Google | Gemini Agentic Intelligence
Gemini and CoreML
Advancing the capabilities of Gemini through core agentic infrastructure, cognitive architecture, and rigorous evaluation methodologies.
- Agentic Orchestration & Memory: Architecting computational harnesses for complex reasoning, tool-use, and stateful memory systems that allow agents to retain context and self-improve over time.
- Auto-Prompt Optimization: To optimize long-running agentic worfklows to improve efficiency and accuracy.
- Dense Rewards & Evaluation: Working on dense reward modeling for step-by-step fine-tuning and creating comprehensive benchmarking environments to assess agent autonomy, safety, and reasoning.
Meta | Superintelligence Lab
GenAI & LLM Evaluation and Reward Modelling
Applied research focused on developing evaluation frameworks and reward models for Meta's foundational models, specifically Llama 3 and Llama 4.
- Llama 3 & 4 Evaluation: Led evaluation strategies and developed AI judges/reward models for safety, reasoning, and multimodal capabilities, serving as critical signals for post-training.
- Alignment Research: Utilized SFT and GRPO techniques to align AI judges with human ground truth, creating "universal judges" that strictly adhere to complex rubrics.
Agentic Systems & Automation
Focused on architecting agentic systems and automated toolsets to enhance the efficiency of the research lifecycle.
- AI Evaluator System: Developed an agentic "AI Evaluator" system (Auto-Rubrics, APO) that significantly reduced cycle times and enabled automated hypothesis validation.

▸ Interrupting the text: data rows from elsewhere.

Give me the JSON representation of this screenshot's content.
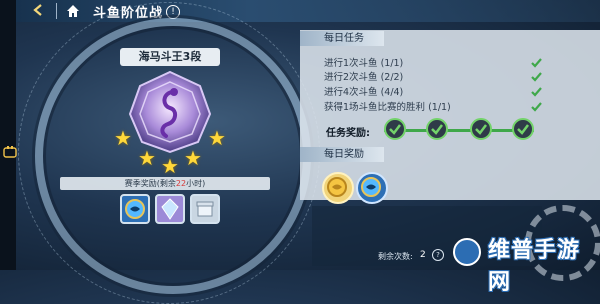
{
  "header": {
    "back_icon": "back-arrow-icon",
    "home_icon": "home-icon",
    "title": "斗鱼阶位战",
    "info_icon": "info-icon"
  },
  "rank": {
    "name": "海马斗王3段",
    "stars_total": 5,
    "stars_filled": 5,
    "badge_icon": "seahorse-rank-badge-icon"
  },
  "season": {
    "label": "赛季奖励",
    "detail_prefix": "(剩余",
    "time": "22",
    "detail_suffix": "小时)"
  },
  "season_rewards": [
    "blue-fish-item-icon",
    "crystal-item-icon",
    "silver-box-item-icon"
  ],
  "daily_tasks": {
    "title": "每日任务",
    "items": [
      {
        "label": "进行1次斗鱼 (1/1)",
        "done": true
      },
      {
        "label": "进行2次斗鱼 (2/2)",
        "done": true
      },
      {
        "label": "进行4次斗鱼 (4/4)",
        "done": true
      },
      {
        "label": "获得1场斗鱼比赛的胜利 (1/1)",
        "done": true
      }
    ],
    "reward_label": "任务奖励:",
    "reward_checks": 4
  },
  "daily_rewards": {
    "title": "每日奖励",
    "items": [
      "gold-coin-icon",
      "blue-fish-coin-icon"
    ]
  },
  "footer": {
    "remain_label": "剩余次数:",
    "remain_value": "2"
  },
  "watermark": "维普手游网",
  "colors": {
    "check_green": "#3fa84a",
    "star_gold": "#ffd83a",
    "accent_red": "#d63b3b"
  }
}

- Hybrid Human-AI Protocol: Designed a strategic routing system for low-confidence samples to human annotators, optimizing costs while effectively detecting model drift.
Evaluation Platform Architecture & Governance
Conceptualized and delivered a centralized evaluation hub, consolidating fragmented pipelines into a unified, company-wide infrastructure for GenAI assessment.
- Standardized Infrastructure: Unified fragmented evaluation pipelines into a company-wide standard, eliminating redundancy and establishing rigorous governance.
- Bias Mitigation: Developed methodologies to quantify and mitigate bias in AI judges, ensuring fair and safe benchmarking against industry competitors.
Past Research
On-Device AI & Wearables
Research focused on deploying and optimizing machine learning models for resource-constrained wearable devices and mobile platforms.
- On-device ML: Led research on deploying ML models on VR/AR headsets and Ray-Ban Stories, focusing on privacy-preserving personalization and efficient context-aware models.
- Samsung AI: Developed tools for quantization, pruning, and NAS to accelerate inference. Applied meta-learning and self-supervision to reduce bias and memory usage in "over-provisioned" models (e.g., ASR) for embedded devices.
Distributed & Federated Learning
Focused on architecting and deploying distributed and federated learning systems at scale in heterogeneous client environments.
- Federated Learning: Designed systems for large-scale FL with non-IID data, focusing on model convergence, bias mitigation, and privacy for personalized speech and vision models.
- Heterogeneous Compute Scheduling: Developed AI workload schedulers to manage concurrent execution across diverse mobile processors (CPU/GPU/NPU), optimizing for throughput and energy efficiency.
Network Intelligence & Mobile Systems
Applying AI to country-wide cellular networks for automation, optimization, and enhanced operational efficiency.
- Network Automation: Applied deep learning for zero-configuration automation, real-time anomaly detection, and self-healing in cellular networks (SDN/NFV).
- User & App Modeling: Predicted customer satisfaction and mobility patterns from large-scale data, and automated Android app testing using imitation learning.